The smile slid off Jack’s face. Gwen frowned.
“What?”
“I’m afraid you can’t remember any of this.”
“I-”
“The timeline has been disrupted enough as it is. You need to forget this ever happened.”
Gwen shook her head. “Easier said than done. This sort of thing tends to stick in your memory.”
“Which is why I gave you a little bit of help.”
Gwen sat rigid in her seat, her eyes fixed on Jack. Jack nodded at her drink.
“Just a little pill,” he said comfortingly, “that will wipe away the last few hours. As though it never happened.”
Gwen lurched back, shaking her head.
“I don’t want to forget. You bastard,” she spat. “You can’t make me forget, not this. You can’t.”
“I already did.”
“Please.” The events of the day were catching up with her, rising in her throat and burning behind her eyes. Tracks of tears began running down Gwen’s cheeks, her thick black eyeliner and mascara giving her panda eyes, dark and stark against her red and white skin. “Please, I want to remember.”
Her lids grew heavy, and her neck didn’t seem to work. Jack caught her head before she even realised she was falling.
“I need to remember,” she sobbed.
Jack kissed her on the crown of her head.
“You will,” he promised, “when you’re ready. And when you are, I’m going to need you to remember to do something for me, ok?” He combed back a lock of hair from her face, and leaned in to whisper into her ear. “Remember;” he smiled, “to try the car park roof.”
And then he was gone.
Gwen was glad to see them back, although that could have been the beer as much as anything else. They found her in front of Tosh’s computer screen, a movie playing at top volume, her chair surrounded by empty beer cans.
“Hey! So I’m still not dead. Mission complete?”
“Yeah, mission complete,” Jack said. “How much beer have you had?”
“Enough, or nearly.”
Owen gave a sniff.
“You haven’t tried the pot?”
Gwen shook her head. “I only like it in brownies.”

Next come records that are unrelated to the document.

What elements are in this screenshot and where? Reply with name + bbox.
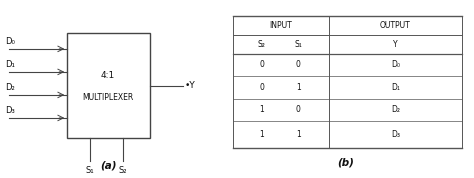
Text: 1: 1 <box>296 130 301 139</box>
Text: D₁: D₁ <box>5 60 15 69</box>
Text: 1: 1 <box>259 105 264 114</box>
Text: S₁: S₁ <box>294 40 302 49</box>
Text: S₂: S₂ <box>258 40 265 49</box>
Text: 0: 0 <box>296 60 301 69</box>
Text: D₃: D₃ <box>391 130 400 139</box>
Bar <box>67 33 150 138</box>
Text: 0: 0 <box>259 60 264 69</box>
Text: INPUT: INPUT <box>270 21 292 30</box>
Text: D₀: D₀ <box>5 37 15 46</box>
Text: S₂: S₂ <box>119 166 128 175</box>
Text: D₁: D₁ <box>391 83 400 92</box>
Text: S₁: S₁ <box>86 166 94 175</box>
Text: Y: Y <box>393 40 398 49</box>
Text: 4:1: 4:1 <box>101 70 115 80</box>
Text: D₃: D₃ <box>5 106 15 116</box>
Text: 0: 0 <box>259 83 264 92</box>
Text: (a): (a) <box>100 161 117 171</box>
Text: 0: 0 <box>296 105 301 114</box>
Text: 1: 1 <box>259 130 264 139</box>
Text: D₂: D₂ <box>391 105 400 114</box>
Text: MULTIPLEXER: MULTIPLEXER <box>82 93 134 102</box>
Text: D₀: D₀ <box>391 60 400 69</box>
Text: OUTPUT: OUTPUT <box>380 21 411 30</box>
Text: (b): (b) <box>337 158 355 167</box>
Text: •Y: •Y <box>185 81 195 90</box>
Text: 1: 1 <box>296 83 301 92</box>
Text: D₂: D₂ <box>5 83 15 92</box>
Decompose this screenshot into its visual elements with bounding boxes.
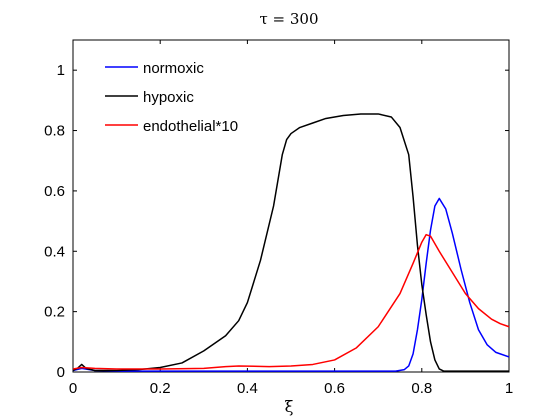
series-lines	[72, 113, 510, 372]
series-line-endothelial-10	[72, 233, 510, 370]
y-tick-label: 0	[57, 364, 65, 381]
legend: normoxic hypoxic endothelial*10	[105, 60, 238, 135]
x-tick-label: 0.2	[150, 380, 171, 397]
x-tick-label: 0.4	[237, 380, 258, 397]
y-axis: 0 0.2 0.4 0.6 0.8 1	[44, 62, 509, 381]
plot-area	[72, 39, 510, 373]
x-tick-label: 1	[505, 380, 513, 397]
series-line-normoxic	[72, 197, 510, 372]
y-tick-label: 0.6	[44, 183, 65, 200]
legend-label: normoxic	[143, 60, 204, 77]
legend-label: hypoxic	[143, 89, 194, 106]
y-tick-label: 0.4	[44, 243, 65, 260]
y-tick-label: 0.8	[44, 123, 65, 140]
x-axis-label: ξ	[285, 397, 294, 416]
y-tick-label: 1	[57, 62, 65, 79]
x-tick-label: 0	[69, 380, 77, 397]
y-tick-label: 0.2	[44, 304, 65, 321]
chart-title: τ = 300	[259, 10, 318, 28]
x-tick-label: 0.8	[411, 380, 432, 397]
x-tick-label: 0.6	[324, 380, 345, 397]
legend-label: endothelial*10	[143, 118, 238, 135]
x-axis: 0 0.2 0.4 0.6 0.8 1	[69, 40, 513, 397]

“Fucking princess.” Owen swiped a beer, and dragged a chair over. The others followed suit. “So, what are we watching?”
The rain was pouring, the night was cold, and Rhys was waiting back home. With the order to clear out, Gwen could have taken an early night. Join Andy for a quick drink at the Fox and Badger, and then spend the night warm and cosy in front of the sofa.
But Torchwood was right in front of her, and instead of walking away from them, she wanted nothing more than to get closer.
Two women, two men, the tallest of whom wore a vintage woollen greatcoat. While the others went about opening up boxes, the contents of which shielded from view by their backs, he stood and scanned the crowd, the rain running down his ridiculously chiselled jaw, and making his dark hair go slick and spiky.
She followed his eyes, and saw them linger on the car park. He turned his gaze back to the crowd and then, by chance, his eyes met hers.
He turned his back, but Gwen kept on watching him. Her eyes flickered back to the car park roof.
“Try the car park roof.”
Try the car park roof?
Gwen bit her lip. It would give her a better view than standing down here.
Try the car park roof. Why not?
What was the worst that could happen?